Briouats may be formed into triangles or cigar shapes and then fried until golden.
Take several fillo sheets and divide them in half lengthwise and crosswise so that you have sheets that are 6 inches wide by 8.5 inches long. Fold them lengthwise so that you have fillo strips 3 inches wide.
Take a heaping teaspoon of filling and put in the lower left side of the fillo. Fold it over to the right to make a triangle. Then fold it over to the left and to the right again until you have folded the entire sheet into a triangle. Seal the package with beaten egg or a light mixture of flour and water.
Heat oil in a skillet, over low/medium heat, and brown pastries for about 2 minutes.
Take 1 fillo sheet, cut 6 inches wide by 8.5 inches long, and on the short end nearest you put 1 tablespoon of the filling. Fold the long left and right sides of the fillo over to meet in the center into a cigar shape 3 inches wide, covering the filling. Fold the short end near you over once firmly. Then fold it two times more to shape the cigar. Seal the final fold with beaten egg or flour paste.
Fry in oil about 3 minutes.
1 lb dried red chili peppers
1 T. ground cumin
1/4 C. white vinegar
10 cloves garlic
1/2 t. salt
1/4 C. corn oil
Soak the chili peppers in water for 2 hours and drain. Open the peppers and remove and discard the seeds and stems.
Mix all the remaining ingredients with the peppers in a food processor, grinding until smooth but not excessively so. Store in a glass bottle in the refrigerator. Makes 2 cups.
Source: The Great Book of Couscous ( Copeland Marks)
**Where else can you dine within the rainforest, yet be minutes from a Disney adventure! The Rainforest Cafe operates two popular, theme restaurants at Walt Disney World.
Rainforest Cafe Caribo Coconut Chicken with Honey Mustard Sauce
Serving Size: 4-6
1 1/2 lbs.
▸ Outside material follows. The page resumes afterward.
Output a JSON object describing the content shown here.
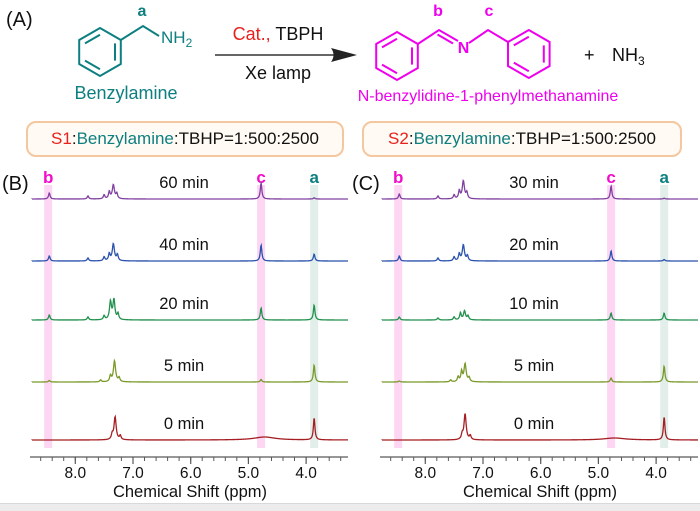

Chicken Breast (boneless,skinless, 1/3" - 1/2" thick)
2 tsp. Salt
2 tsp. Sugar
2 C. Flaked Coconut
1 C. Corn Starch
1/4 C. Flour
2 Eggs (beaten)
1/4 C. Water
Deep fryer or deep skillet
Vegetable Oil (for deep frying)
Rainforst Cafe Honey Mustard Dressing
Trim chicken breast so the pieces will measure 4" long and about 2 1/2" wide. Sprinkles sugar and salt over chicken breast and place in a zip lock bag and marinate in refrigerator for 4 hours.
When chicken breast are ready to be prepared, rinse lightly and drain. Place coconut,corn starch, and flour in a bowl and mix well.
In separate bowl place beaten eggs and add water, blend well. Have oil hot and ready to fry chicken breast. Dip chicken breast in egg wash and then place chicken breast in coconut mixture, coated well. Carefully place chicken in hot oil and cook until lightly golden. Remove and place on a paper towel. When frying chicken do not crowd and keep a check on the oil so it does not burn.
The coconut chicken was served with the honey mustard on top of the chicken pieces, we have elected to serve the sauce on the side. For presentation and tasty side compliment. Slice a ripe pineapple in 1/8" pieces and cut the round slices in half. Lightly sauté the pineapple in a non stick sauce pan that has been sprayed with a non stick spray just until heated through. The pineapple will turn more intense yellow. Serving fresh sautéed pineapple is also great with a pork entrée.
Rainforest Cafe Honey Mustard Dressing
This sauce can be used on a variety of meats, and even salads.
1/3 C. Honey Mustard (French's)
1/4 C. Mayonnaise
1/4 tsp. Cayenne Pepper
Mix mustard, mayonnaise and cayenne pepper together and blend well. Place in a covered container and refrigerate until ready to use.